Participer à une Révolution, nous a-t-il communiquer, c’est réaliser ce qu’est la véritable signification de peuple. Participer à une Révolution, c’est du courage, celui d’affronter ses peurs. Participer à une Révolution c’est également créér un lien fort avec la mort. Elle est constamment présente, on la voit, et on sait qu’à n’importe quel moment elle peut nous tomber dessus. Alors, nombreux sont ces Hommes, qui sont tombés dans ce combat, qui est celui pour la liberté. Pour cette révolution, ces Hommes avaient le courage de donner leur vie.

Quand une nation est touchée par un régime dictatorial, tous les individus sont affectés, même ceux qui ne trouvent aucun intérêt dans la politique. Jeune, Liao Yiwu, aujourd’hui exilé en Allemagne depuis 2011, se disait complètement détaché de la politique. Il ne l’aimait pas, il ne voulait rien avoir avec. Il refusait même toute activité au sein des manifestations de Tian’anmen. Il préférait écrire des poèmes. Pourtant, en 1989, un ami, qui participait à ces manifestations, rentra chez lui avec un transistor, pour lui faire écouter les coups de fusils, le bruit de massacre de ces manifestations. Frappé par cette violence exercée sur ses proches, Liao Yiwu a enregistré un poème Le grand massacre à travers lequel il divulguait toute cette agressivité, sur plusieurs cassettes, qui, malheureusement pour lui, ont circulé dans 20 villes chinoises.  D’avoir été l’auteur, d’avoir enregistré, et, en quelque sorte, d’avoir partagé des poèmes, dénonçant la violence de son régime totalitaire lui valut 4 ans de prisons dans 4 prisons différentes, 4 ans d’enfer, enfer, étant loin d’être un oxymore. Comme Alaa, Liao fut victime de toute sorte d’invention aberrante de son gouvernement. Lors de son premier procès par exemple, il fut emmené, menotté par les foreces de l’ordre, aux toilettes. Sans le laisser terminer, il fut entraîné de force devant l’audience dans des conditions fortement inconfortables. Dans son ouvrage Des balles et de l’opium, Liao Yiwu a récolté plusieurs témoignages bouleversants de chinois, qui, comme lui, se sont opposés aux forces militaires, sans intérêt politique, mais par simple amour de liberté.

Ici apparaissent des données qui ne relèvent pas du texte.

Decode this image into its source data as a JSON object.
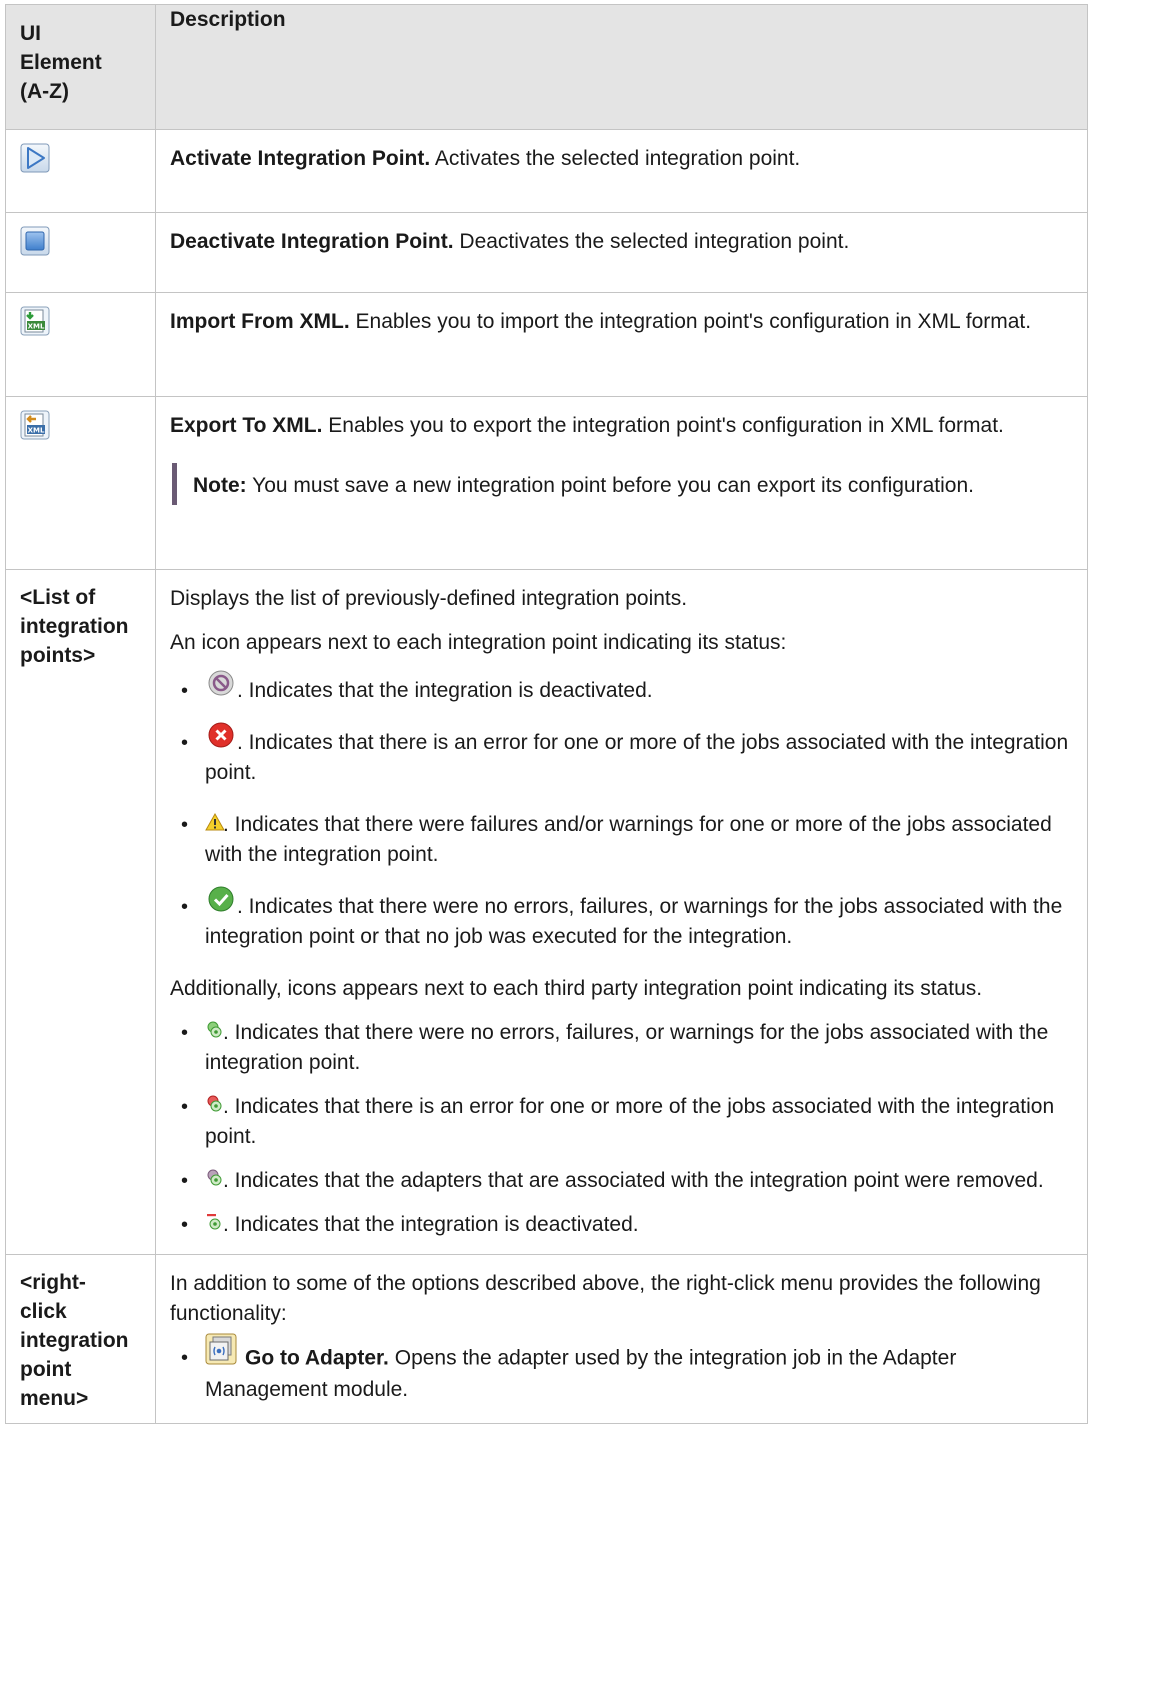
{
  "header": {
    "col1": "UI Element (A-Z)",
    "col1_lines": [
      "UI",
      "Element",
      "(A-Z)"
    ],
    "col2": "Description"
  },
  "rows": {
    "activate": {
      "icon": "play-triangle-icon",
      "title": "Activate Integration Point.",
      "text": " Activates the selected integration point."
    },
    "deactivate": {
      "icon": "stop-square-icon",
      "title": "Deactivate Integration Point.",
      "text": " Deactivates the selected integration point."
    },
    "import": {
      "icon": "import-xml-icon",
      "icon_text": "XML",
      "title": "Import From XML.",
      "text": " Enables you to import the integration point's configuration in XML format."
    },
    "export": {
      "icon": "export-xml-icon",
      "icon_text": "XML",
      "title": "Export To XML.",
      "text": " Enables you to export the integration point's configuration in XML format.",
      "note_label": "Note:",
      "note_text": " You must save a new integration point before you can export its configuration."
    },
    "list": {
      "key_lines": [
        "<List of",
        "integration",
        "points>"
      ],
      "p1": "Displays the list of previously-defined integration points.",
      "p2": "An icon appears next to each integration point indicating its status:",
      "status": [
        {
          "icon": "deactivated-status-icon",
          "text": ". Indicates that the integration is deactivated."
        },
        {
          "icon": "error-status-icon",
          "text": ". Indicates that there is an error for one or more of the jobs associated with the integration point."
        },
        {
          "icon": "warning-status-icon",
          "text": ". Indicates that there were failures and/or warnings for one or more of the jobs associated with the integration point."
        },
        {
          "icon": "success-status-icon",
          "text": ". Indicates that there were no errors, failures, or warnings for the jobs associated with the integration point or that no job was executed for the integration."
        }
      ],
      "p3": "Additionally, icons appears next to each third party integration point indicating its status.",
      "third_party": [
        {
          "icon": "third-party-ok-icon",
          "text": ". Indicates that there were no errors, failures, or warnings for the jobs associated with the integration point."
        },
        {
          "icon": "third-party-error-icon",
          "text": ". Indicates that there is an error for one or more of the jobs associated with the integration point."
        },
        {
          "icon": "third-party-removed-icon",
          "text": ". Indicates that the adapters that are associated with the integration point were removed."
        },
        {
          "icon": "third-party-deactivated-icon",
          "text": ". Indicates that the integration is deactivated."
        }
      ]
    },
    "rightclick": {
      "key_lines": [
        "<right-",
        "click",
        "integration",
        "point",
        "menu>"
      ],
      "p1": "In addition to some of the options described above, the right-click menu provides the following functionality:",
      "item_icon": "go-to-adapter-icon",
      "item_title": "Go to Adapter.",
      "item_text": " Opens the adapter used by the integration job in the Adapter Management module."
    }
  }
}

Les conditions inhumaines de la prison lui ont appris à se battre comme un loup, mais également à prendre conscience de la liberté intérieure. “Sans liberté intérieure nous ne sommes pas libre.” Cette liberté intérieure, il l’a saisi grâce à un vieil homme, à bout de force, qui avait passé des années et des années entières enfermé en prison. En hiver il faisait un temps glacial, et malgré cela, il jouait de la flûte.

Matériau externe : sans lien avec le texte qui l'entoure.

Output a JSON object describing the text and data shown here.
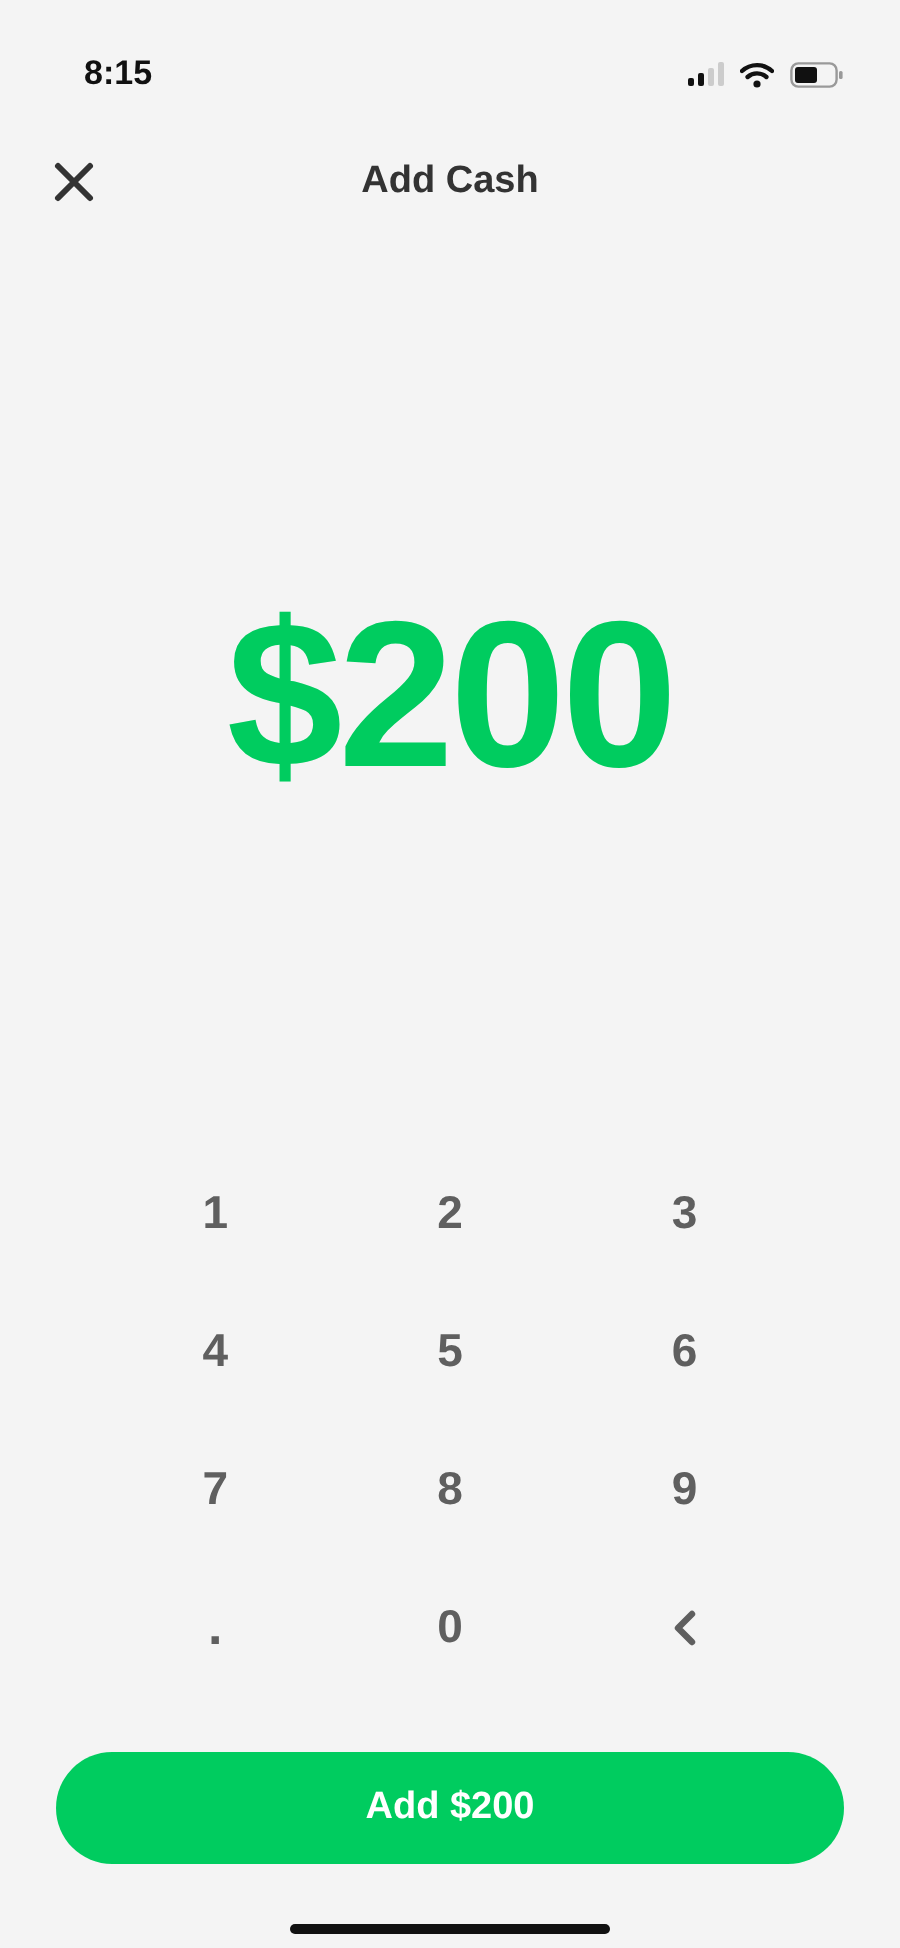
{
  "status_bar": {
    "time": "8:15"
  },
  "header": {
    "title": "Add Cash"
  },
  "amount": "$200",
  "keypad": [
    {
      "kind": "digit",
      "label": "1"
    },
    {
      "kind": "digit",
      "label": "2"
    },
    {
      "kind": "digit",
      "label": "3"
    },
    {
      "kind": "digit",
      "label": "4"
    },
    {
      "kind": "digit",
      "label": "5"
    },
    {
      "kind": "digit",
      "label": "6"
    },
    {
      "kind": "digit",
      "label": "7"
    },
    {
      "kind": "digit",
      "label": "8"
    },
    {
      "kind": "digit",
      "label": "9"
    },
    {
      "kind": "dot",
      "label": "."
    },
    {
      "kind": "digit",
      "label": "0"
    },
    {
      "kind": "backspace"
    }
  ],
  "primary_button": {
    "label": "Add $200"
  }
}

Être enfermé en prison est une chose, en ressortir en est une autre. Pour tous les chinois résistants au régime qui ont été libérés, d’autres ont été condamnés à mort, ce fut l’impossibilité à s’intégrer au sein de la société. Ils furent marginalisés, montrés du doigt et n’étaient pas du tout considérés comme des héros.